Saham GTBO pun akhirnya naik kelas. Dari level cepek-an sejak masuk bursa Juli 2009, pada 2011 itu sudah naik ke level Rp700-an. Dan itu semua hanya terjadi dalam beberapa bulan.
Kisah fenomenal ini berulang. Semester I/2012, laba bersihnya meroket 7.294% senilai hampir Rp1 triliun dengan lompatan penjualan 2.988% ke Rp1,15 triliun setara 4,20 juta ton.
Target semester kedua yang dipancang pun tak main-main: Laba bersih mendekati Rp1 triliun dengan penjualan 3 juta ton. Target total tahun ini, laba bersih Rp2 triliun penjualan 7 ton.
Kalau target itu benar dapat terealisasi, laba bersihnya per 31 Desember 2012 akan bertambah 9 kali lipat dengan penjualan batu bara yang melompat 7 kali lipat. Fantastis.

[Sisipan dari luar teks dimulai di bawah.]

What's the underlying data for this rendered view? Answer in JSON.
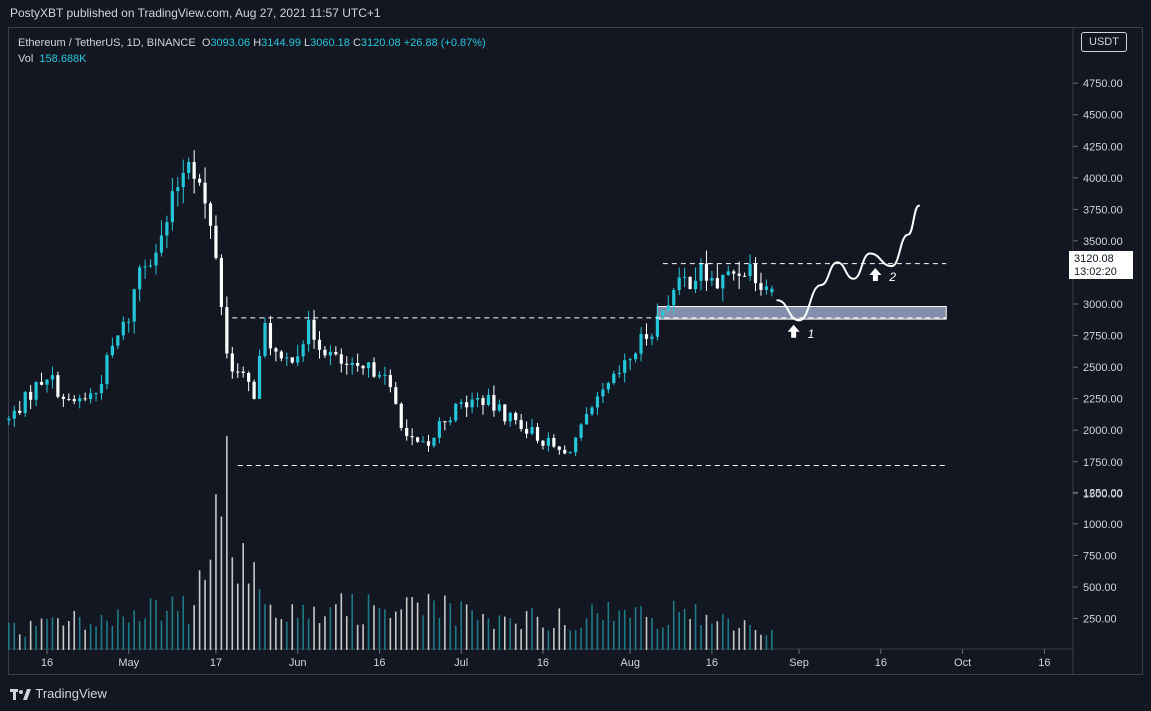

Belum cukup itu, seraya menyiapkan belanja modal US$3 juta, GTBO juga menargetkan akan mengakuisisi satu tambang batu bara di Indonesia dengan cadangan lebih dari 200 juta ton.
Serangkaian kisah fenomenal itu akhirnya mengantarkan saham GTBO ke level Rp7.000-an, hingga sampai di puncak rekor harganya pekan lalu, persisnya 14 September, pada Rp7.200.
Namun, tak disangka, sesuatu kembali terjadi. Sekonyong-konyong GTBO menukik tajam, terus dan nyaris tanpa jeda. Bahkan sampai kemarin (26/09), GTBO longsor lagi 22,84% ke Rp3.800.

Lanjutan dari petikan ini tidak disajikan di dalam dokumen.